Comparison of Lymphocyte–CRP Ratio to Conventional Inflammatory Markers for Predicting Clinical Outcomes in COVID-19
Alexander Liu, Robert Hammond, Kenneth Chan, Chukwugozie Chukwuenweniwe, Rebecca A. Johnson, Duaa Khair, Eleanor Duck, Oluwaseun Olubodun, Kristian Barwick, Winston Banya, James Stirrup, Peter Donnelly, Juan Carlos Kaski, Anthony Coates
Abstract
Background: In COVID-19 patients, lymphocyte–CRP ratio (LCR) is a promising biomarker for predicting adverse clinical outcomes. How well LCR performs compared to conventional inflammatory markers for prognosticating COVID-19 patients remains unclear, which hinders the clinical translation of this novel biomarker. Methods: In a cohort of COVID-19 inpatients, we characterised the clinical applicability of LCR by comparing its prognostic value against conventional inflammatory markers for predicting inpatient mortality and a composite of mortality, invasive/non-invasive ventilation and intensive care unit admissions.
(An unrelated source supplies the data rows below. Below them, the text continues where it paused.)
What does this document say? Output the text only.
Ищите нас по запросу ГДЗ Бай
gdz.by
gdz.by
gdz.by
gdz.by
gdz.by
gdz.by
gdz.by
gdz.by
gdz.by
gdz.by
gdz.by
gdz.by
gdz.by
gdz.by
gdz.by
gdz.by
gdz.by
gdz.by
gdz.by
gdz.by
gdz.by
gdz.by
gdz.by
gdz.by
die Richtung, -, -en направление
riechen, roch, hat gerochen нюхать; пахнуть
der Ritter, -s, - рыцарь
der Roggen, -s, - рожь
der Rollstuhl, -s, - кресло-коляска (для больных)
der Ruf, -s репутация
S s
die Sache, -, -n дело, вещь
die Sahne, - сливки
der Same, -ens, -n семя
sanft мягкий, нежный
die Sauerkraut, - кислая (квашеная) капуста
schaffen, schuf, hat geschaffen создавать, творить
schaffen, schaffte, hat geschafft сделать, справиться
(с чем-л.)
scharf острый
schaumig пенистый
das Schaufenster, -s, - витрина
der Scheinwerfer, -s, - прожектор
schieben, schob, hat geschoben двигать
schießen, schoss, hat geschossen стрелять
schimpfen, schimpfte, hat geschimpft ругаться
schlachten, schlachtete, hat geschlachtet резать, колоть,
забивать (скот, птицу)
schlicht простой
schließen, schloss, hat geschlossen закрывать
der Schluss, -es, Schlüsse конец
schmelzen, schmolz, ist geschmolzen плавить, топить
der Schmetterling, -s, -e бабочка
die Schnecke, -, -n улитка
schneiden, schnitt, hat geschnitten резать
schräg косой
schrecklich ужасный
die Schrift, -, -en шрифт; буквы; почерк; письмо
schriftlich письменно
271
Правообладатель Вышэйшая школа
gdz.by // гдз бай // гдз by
Results: Of the 413 COVID-19 patients, 100 (24%) patients suffered inpatient mortality. On Receiver Operating Characteristics analysis, LCR performed similarly to CRP for predicting mortality (AUC 0.74 vs. 0.71, p = 0.049) and the composite endpoint (AUC 0.76 vs. 0.76, p = 0.812). LCR outperformed lymphocyte counts (AUC 0.74 vs. 0.66, p = 0.002), platelet counts (AUC 0.74 vs. 0.61, p = 0.003) and white cell counts (AUC 0.74 vs. 0.54, p < 0.001) for predicting mortality. On Kaplan–Meier analysis, patients with a low LCR (below a 58 cut-off) had worse inpatient survival than patients with other LCR values (p < 0.001). Conclusion: LCR appears comparable to CRP, but outperformed other inflammatory markers, for prognosticating COVID-19 patients. Further studies are required to improve the diagnostic value of LCR to facilitate clinical translation.